What You Need to Know Before Visiting a Website
Almost every website contains “Terms of Service,” theoretically regulating the conditions for using the website.
Different ways of acknowledging these agreements have different legal ramifications. Here’s a brief primer.
A website’s “Terms of Service” page typically includes a statement that using the website means you’ve accepted the conditions posted in the Terms of Service.
If the terms are on the website, but you don’t have to take any action to acknowledge them — such as clicking a button or checking a box — the terms might be unenforceable in court.
In a 2012 case involving Barnes and Noble, the Ninth Circuit Court of Appeals held that simply having a hyperlink to the terms on every page on a website was not enough. In its ruling the court said,
Given the breadth of the range of technological savvy of online purchasers, consumers cannot be expected to ferret out hyperlinks to terms and conditions to which they have no reason to suspect they will be bound.
The questionable enforceability of “browserwrap” is why some websites make sure users acknowledge being bound by the terms with some kind of affirmative action, such as clicking a button or checking a box.

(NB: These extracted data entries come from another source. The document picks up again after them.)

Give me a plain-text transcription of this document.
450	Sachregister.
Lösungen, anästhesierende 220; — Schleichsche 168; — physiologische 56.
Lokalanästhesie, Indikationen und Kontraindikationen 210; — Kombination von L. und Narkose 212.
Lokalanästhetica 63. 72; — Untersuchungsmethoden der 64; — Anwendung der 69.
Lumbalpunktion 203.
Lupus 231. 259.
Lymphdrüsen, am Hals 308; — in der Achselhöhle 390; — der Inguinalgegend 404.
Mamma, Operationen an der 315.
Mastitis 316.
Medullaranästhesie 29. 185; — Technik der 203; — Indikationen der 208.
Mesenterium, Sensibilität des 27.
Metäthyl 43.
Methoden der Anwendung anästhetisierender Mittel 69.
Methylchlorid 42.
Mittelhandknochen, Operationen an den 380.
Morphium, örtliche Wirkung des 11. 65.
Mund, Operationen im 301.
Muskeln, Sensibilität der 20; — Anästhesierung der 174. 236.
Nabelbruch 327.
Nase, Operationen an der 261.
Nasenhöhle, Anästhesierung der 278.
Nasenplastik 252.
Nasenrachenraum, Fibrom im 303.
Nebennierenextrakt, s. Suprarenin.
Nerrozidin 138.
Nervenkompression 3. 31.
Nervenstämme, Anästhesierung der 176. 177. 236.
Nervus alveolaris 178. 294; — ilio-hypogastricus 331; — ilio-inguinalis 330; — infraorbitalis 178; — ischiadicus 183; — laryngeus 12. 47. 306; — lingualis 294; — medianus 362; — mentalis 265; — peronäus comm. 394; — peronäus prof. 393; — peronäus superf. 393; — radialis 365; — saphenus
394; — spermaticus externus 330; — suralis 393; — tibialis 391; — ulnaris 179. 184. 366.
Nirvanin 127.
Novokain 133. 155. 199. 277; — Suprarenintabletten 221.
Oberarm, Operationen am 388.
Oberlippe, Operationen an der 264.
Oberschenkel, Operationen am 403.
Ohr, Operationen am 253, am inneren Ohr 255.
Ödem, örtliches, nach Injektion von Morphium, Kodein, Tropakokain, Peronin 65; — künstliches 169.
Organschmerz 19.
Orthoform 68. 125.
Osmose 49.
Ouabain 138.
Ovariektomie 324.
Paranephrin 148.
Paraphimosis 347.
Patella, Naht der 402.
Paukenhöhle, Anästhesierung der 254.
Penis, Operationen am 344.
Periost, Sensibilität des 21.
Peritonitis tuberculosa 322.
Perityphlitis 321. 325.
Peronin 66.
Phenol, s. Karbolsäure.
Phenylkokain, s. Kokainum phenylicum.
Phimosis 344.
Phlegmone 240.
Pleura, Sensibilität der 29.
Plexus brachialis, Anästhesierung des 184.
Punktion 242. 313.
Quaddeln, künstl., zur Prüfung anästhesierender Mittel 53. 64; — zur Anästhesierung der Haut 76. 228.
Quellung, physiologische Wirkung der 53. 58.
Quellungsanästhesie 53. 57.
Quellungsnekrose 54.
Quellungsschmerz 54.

Courts have found that the “click” doesn’t even have to be explicitly on a page displaying the terms. For example, Facebook’s signup page includes a hyperlink to the company’s Terms of Service, with a notice that reads:
By clicking Sign Up, you are indicating that you have read and agree to the Terms of Service.
Courts have found this to be sufficient notice to bind users to the terms of the agreement.
Mix and Match
A recent case presents a hybrid situation.
In Holdbrook Pediatric Dental, LLC, v. Pro Computer Service, LLC, a New Jersey court found that including a hyperlink to an arbitration clause in a contract that had to be physically signed was not enforceable.
Once the contract was printed out for signature, the hyperlink appeared in a garbled form, and of course the person signing would not be able to go directly from the document to be signed to arbitration clause. For this and other reasons specific to the case, the court ruled that the clause in question could not be considered to have been agreed to by the other party.
As the New York Times has reported, arbitration clauses in consumer agreements are under scrutiny these days.
In February, Senators Al Franken and Patrick Leahy introduced a bill that would strictly limit the use of arbitration in some contracts.
The law would apply to civil rights cases, employment disputes, and other “crucial lawsuits.”
Even though the average user will not read pages of fine print before clicking a button that says “I have read and agree to the terms of service,” by clicking that button the user is bound to the terms.